What the New Energy Price Cap Means for Your Bills and Savings

The new energy price cap affects household bills, but there are ways to save money by switching tariffs or providers

What the New Energy Price Cap Means for Your Bills and Savings
What the New Energy Price Cap Means for Your Bills and Savings

London: The latest energy price cap kicked in on January 1, 2025, and it’s set at £1,738 a year. That’s a slight bump of 1.2% from the last three months. This cap is what energy providers can charge for their standard tariffs, and it’s based on a typical household’s gas and electricity usage when paying by direct debit. But remember, your actual bill might be different since it depends on how much energy you use.

During the energy crisis, many providers struggled to offer deals below the cap, and some even went out of business. The market for switching providers was pretty much frozen. But now, you can actually find better deals than the default one. There are fixed and variable tariffs available that could save you some cash, especially with the cap expected to rise again in April.

Elise Melville from Uswitch.com says there are “significant savings” to be had. In fact, the average household could save up to £148 a year by switching to a 12-month fixed deal. One of the best options right now is from Outfox the Market, called the Big January Sale – Fix’d Dual v1.0.

If you’re in debt, you might still be able to switch suppliers, but only if your unpaid bill is less than 28 days old. Otherwise, you’ll need to settle your debt first. Even if you owe money, it’s worth checking if you can save by switching to a new deal with your current supplier.
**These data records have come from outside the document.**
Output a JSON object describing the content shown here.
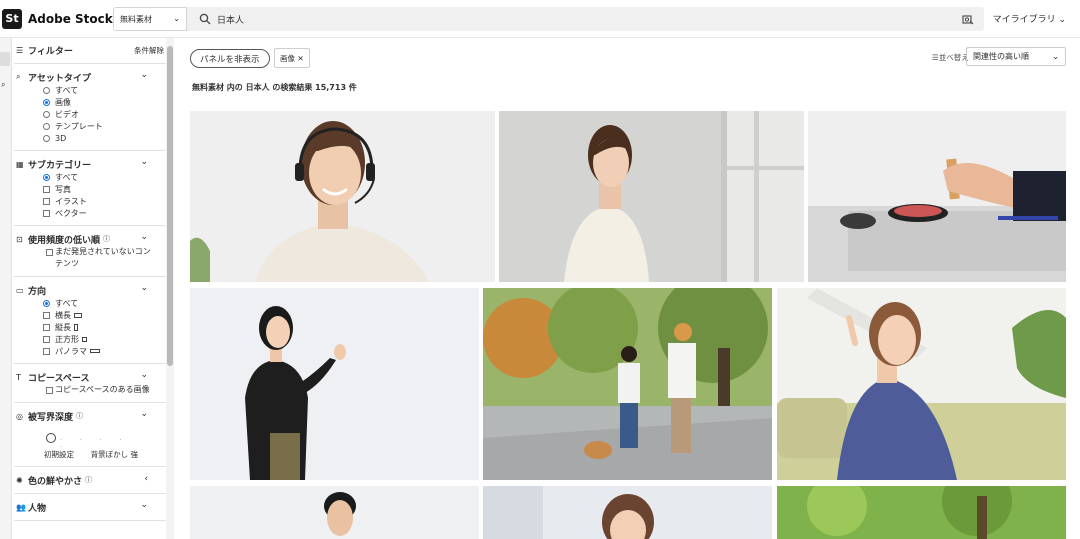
{
  "header": {
    "logo_badge": "St",
    "logo_text": "Adobe Stock",
    "scope_label": "無料素材",
    "search_value": "日本人",
    "library_label": "マイライブラリ"
  },
  "filter_panel": {
    "title": "フィルター",
    "clear_label": "条件解除",
    "asset_type": {
      "title": "アセットタイプ",
      "options": [
        "すべて",
        "画像",
        "ビデオ",
        "テンプレート",
        "3D"
      ],
      "selected": "画像"
    },
    "subcategory": {
      "title": "サブカテゴリー",
      "options": [
        "すべて",
        "写真",
        "イラスト",
        "ベクター"
      ],
      "selected": "すべて"
    },
    "low_usage": {
      "title": "使用頻度の低い順",
      "option": "まだ発見されていないコンテンツ"
    },
    "orientation": {
      "title": "方向",
      "options": [
        "すべて",
        "横長",
        "縦長",
        "正方形",
        "パノラマ"
      ],
      "selected": "すべて"
    },
    "copy_space": {
      "title": "コピースペース",
      "option": "コピースペースのある画像"
    },
    "depth_of_field": {
      "title": "被写界深度",
      "label_left": "初期設定",
      "label_right": "背景ぼかし 強"
    },
    "color_vividness": {
      "title": "色の鮮やかさ"
    },
    "people": {
      "title": "人物"
    }
  },
  "toolbar": {
    "hide_panel_label": "パネルを非表示",
    "chip_label": "画像",
    "sort_label": "並べ替え",
    "sort_value": "関連性の高い順"
  },
  "results": {
    "summary": "無料素材 内の 日本人 の検索結果 15,713 件"
  },
  "colors": {
    "accent": "#1473e6",
    "brand": "#1a1a1a"
  }
}
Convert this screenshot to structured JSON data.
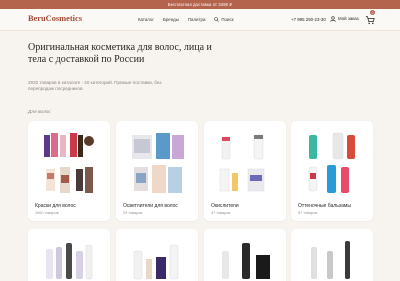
{
  "promo": {
    "text": "Бесплатная доставка от 3490 ₽"
  },
  "header": {
    "logo": "BeruCosmetics",
    "nav": [
      "Каталог",
      "Бренды",
      "Палитра"
    ],
    "search_label": "Поиск",
    "phone": "+7 995 250-23-30",
    "account_label": "Мой заказ",
    "cart_count": "0",
    "icons": {
      "search": "search-icon",
      "account": "user-icon",
      "cart": "cart-icon"
    }
  },
  "hero": {
    "title": "Оригинальная косметика для волос, лица и тела с доставкой по России",
    "subtitle": "2932 товаров в каталоге · 20 категорий. Прямые поставки, без перепродаж посредников."
  },
  "section": {
    "label": "Для волос"
  },
  "categories": [
    {
      "title": "Краски для волос",
      "count": "1060 товаров"
    },
    {
      "title": "Осветлители для волос",
      "count": "29 товаров"
    },
    {
      "title": "Окислители",
      "count": "47 товаров"
    },
    {
      "title": "Оттеночные бальзамы",
      "count": "57 товаров"
    },
    {
      "title": "",
      "count": ""
    },
    {
      "title": "",
      "count": ""
    },
    {
      "title": "",
      "count": ""
    },
    {
      "title": "",
      "count": ""
    }
  ],
  "colors": {
    "accent": "#b4634c",
    "logo": "#a24a36",
    "background": "#f7f3ee"
  }
}
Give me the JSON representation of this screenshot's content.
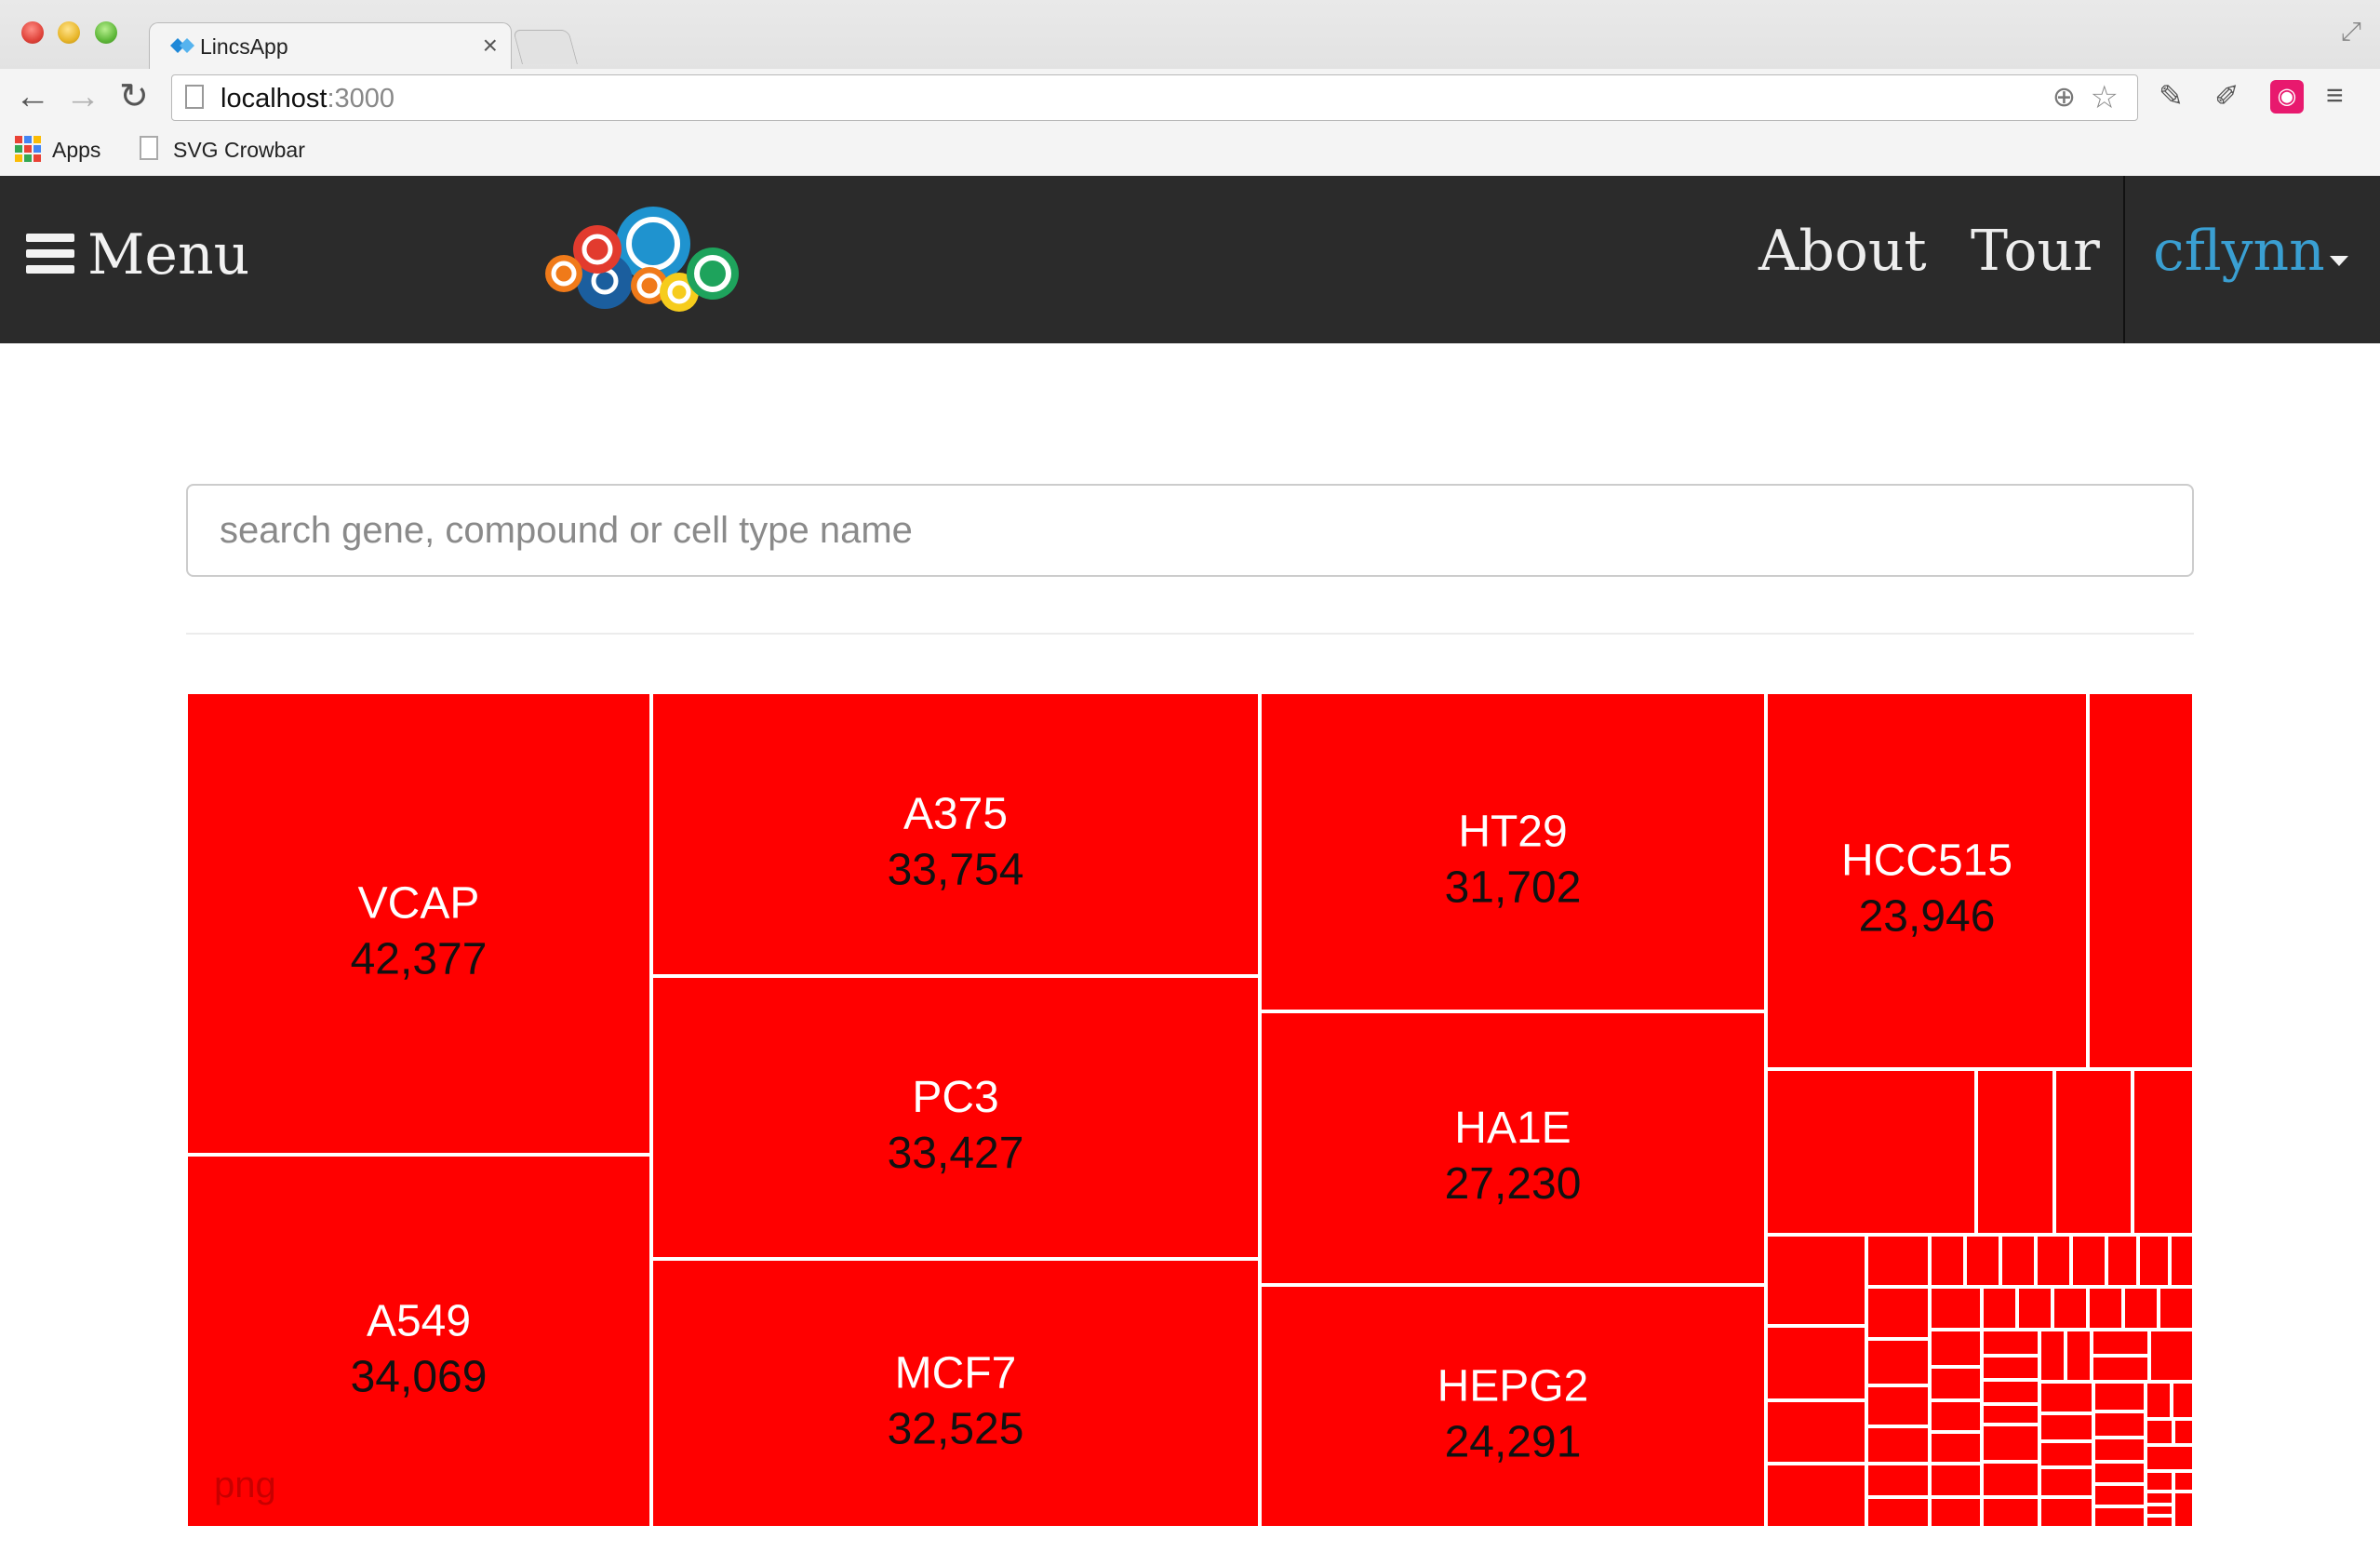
{
  "browser": {
    "tab_title": "LincsApp",
    "tab_close": "×",
    "url_host": "localhost",
    "url_port": ":3000",
    "bookmarks": [
      {
        "label": "Apps",
        "icon": "apps-grid-icon"
      },
      {
        "label": "SVG Crowbar",
        "icon": "page-icon"
      }
    ],
    "icons": {
      "back": "←",
      "forward": "→",
      "reload": "↻",
      "zoom": "⊕",
      "star": "☆",
      "menu": "≡"
    }
  },
  "navbar": {
    "menu_label": "Menu",
    "links": [
      "About",
      "Tour"
    ],
    "user": "cflynn",
    "colors": {
      "background": "#2b2b2b",
      "user": "#3a9fd2"
    }
  },
  "search": {
    "placeholder": "search gene, compound or cell type name",
    "value": ""
  },
  "png_label": "png",
  "chart_data": {
    "type": "treemap",
    "fill": "#ff0000",
    "cells": [
      {
        "label": "VCAP",
        "value": "42,377"
      },
      {
        "label": "A549",
        "value": "34,069"
      },
      {
        "label": "A375",
        "value": "33,754"
      },
      {
        "label": "PC3",
        "value": "33,427"
      },
      {
        "label": "MCF7",
        "value": "32,525"
      },
      {
        "label": "HT29",
        "value": "31,702"
      },
      {
        "label": "HA1E",
        "value": "27,230"
      },
      {
        "label": "HEPG2",
        "value": "24,291"
      },
      {
        "label": "HCC515",
        "value": "23,946"
      }
    ]
  }
}
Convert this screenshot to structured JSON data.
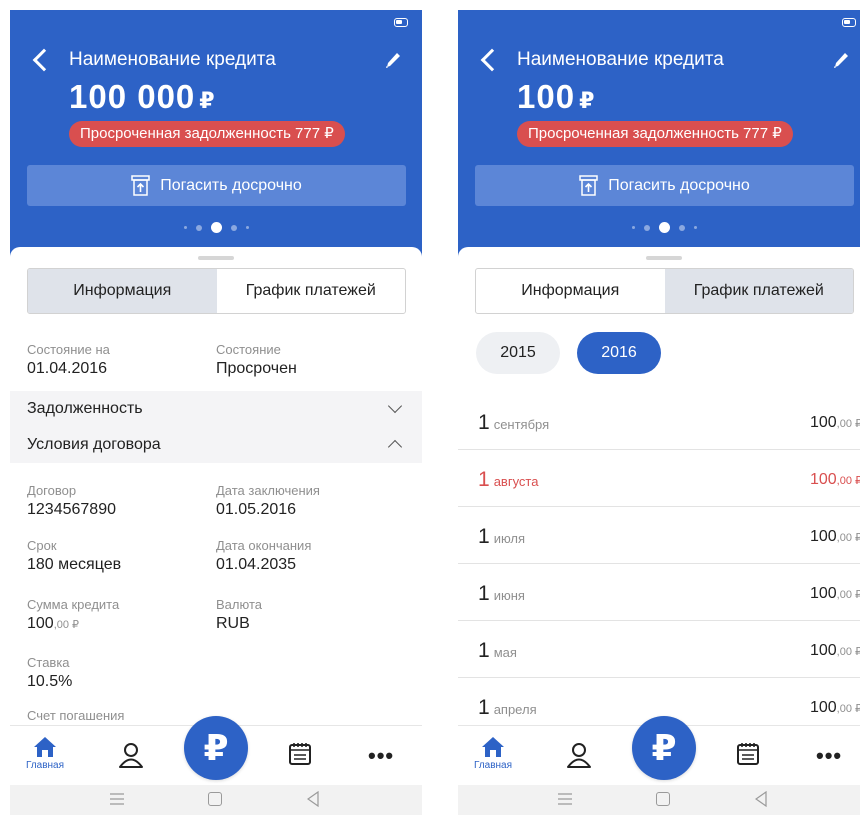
{
  "left": {
    "header": {
      "title": "Наименование кредита",
      "amount": "100 000",
      "currency": "₽",
      "overdue_label": "Просроченная задолженность 777 ₽",
      "repay_button": "Погасить досрочно",
      "pager_active_index": 2
    },
    "tabs": [
      "Информация",
      "График платежей"
    ],
    "active_tab": 0,
    "status": {
      "as_of_label": "Состояние на",
      "as_of_value": "01.04.2016",
      "state_label": "Состояние",
      "state_value": "Просрочен"
    },
    "sections": {
      "debt": "Задолженность",
      "terms": "Условия договора"
    },
    "terms": {
      "contract_label": "Договор",
      "contract_value": "1234567890",
      "signed_label": "Дата заключения",
      "signed_value": "01.05.2016",
      "term_label": "Срок",
      "term_value": "180 месяцев",
      "end_label": "Дата окончания",
      "end_value": "01.04.2035",
      "sum_label": "Сумма кредита",
      "sum_int": "100",
      "sum_dec": ",00 ₽",
      "currency_label": "Валюта",
      "currency_value": "RUB",
      "rate_label": "Ставка",
      "rate_value": "10.5%",
      "account_label": "Счет погашения"
    }
  },
  "right": {
    "header": {
      "title": "Наименование кредита",
      "amount": "100",
      "currency": "₽",
      "overdue_label": "Просроченная задолженность 777 ₽",
      "repay_button": "Погасить досрочно",
      "pager_active_index": 2
    },
    "tabs": [
      "Информация",
      "График платежей"
    ],
    "active_tab": 1,
    "years": [
      "2015",
      "2016"
    ],
    "selected_year": "2016",
    "payments": [
      {
        "day": "1",
        "month": "сентября",
        "amount": "100",
        "dec": ",00 ₽",
        "overdue": false
      },
      {
        "day": "1",
        "month": "августа",
        "amount": "100",
        "dec": ",00 ₽",
        "overdue": true
      },
      {
        "day": "1",
        "month": "июля",
        "amount": "100",
        "dec": ",00 ₽",
        "overdue": false
      },
      {
        "day": "1",
        "month": "июня",
        "amount": "100",
        "dec": ",00 ₽",
        "overdue": false
      },
      {
        "day": "1",
        "month": "мая",
        "amount": "100",
        "dec": ",00 ₽",
        "overdue": false
      },
      {
        "day": "1",
        "month": "апреля",
        "amount": "100",
        "dec": ",00 ₽",
        "overdue": false
      }
    ]
  },
  "nav": {
    "home_label": "Главная",
    "center_symbol": "₽",
    "more_symbol": "•••"
  },
  "icons": [
    "back-icon",
    "edit-icon",
    "battery-icon",
    "repay-icon",
    "home-icon",
    "person-icon",
    "ruble-icon",
    "calendar-icon",
    "more-icon",
    "menu-icon",
    "square-icon",
    "triangle-back-icon"
  ],
  "colors": {
    "primary": "#2d62c6",
    "overdue": "#d94f4f",
    "repay_button": "#5c86d7"
  }
}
Using a price comparison site like Uswitch or GoCompare is the easiest way to find a better deal. They gather a lot of info from suppliers, so you won’t have to provide much to get a quote. Just enter your usage details, select the type of energy you want to compare, and you’ll see a list of tariffs. You’ll find out the price for your current usage, whether the deal is fixed or variable, and how long it lasts.

Fixed deals mean the cost per unit of gas or electricity stays the same, but your bills will still change based on how much you use. You’ll also see if there are any exit fees, which are what you’d pay if you want to switch again before your deal ends. Some exit fees are as low as £25, while others can be as high as £100.

Most comparison sites show deals from providers that pay them a commission, but you can usually filter to see all available offers. Right now, the cheapest options include a variable deal from Home Energy and fixed tariffs from Outfox the Market. Just keep in mind that these providers don’t go through switching sites, so you’ll need to contact them directly.

Emily Seymour from Which? suggests comparing what your monthly payments would be on a fixed deal versus what you’d pay on the price-capped variable tariff. It’s a good idea to look for deals cheaper than the cap, ideally not longer than 12 months, and without hefty exit fees.

If you’re on the default tariff, you shouldn’t face any exit fees to switch. If you’ve switched recently, double-check that you won’t incur a penalty, or if you do, make sure the savings are worth it.

Lastly, if you’re sticking with your current provider, make sure you’re not overpaying. Submit a meter reading this week to avoid paying January 2025 prices for energy used at the lower December 2024 rates. If you don’t have a smart meter, now’s the time to do a reading and send it in.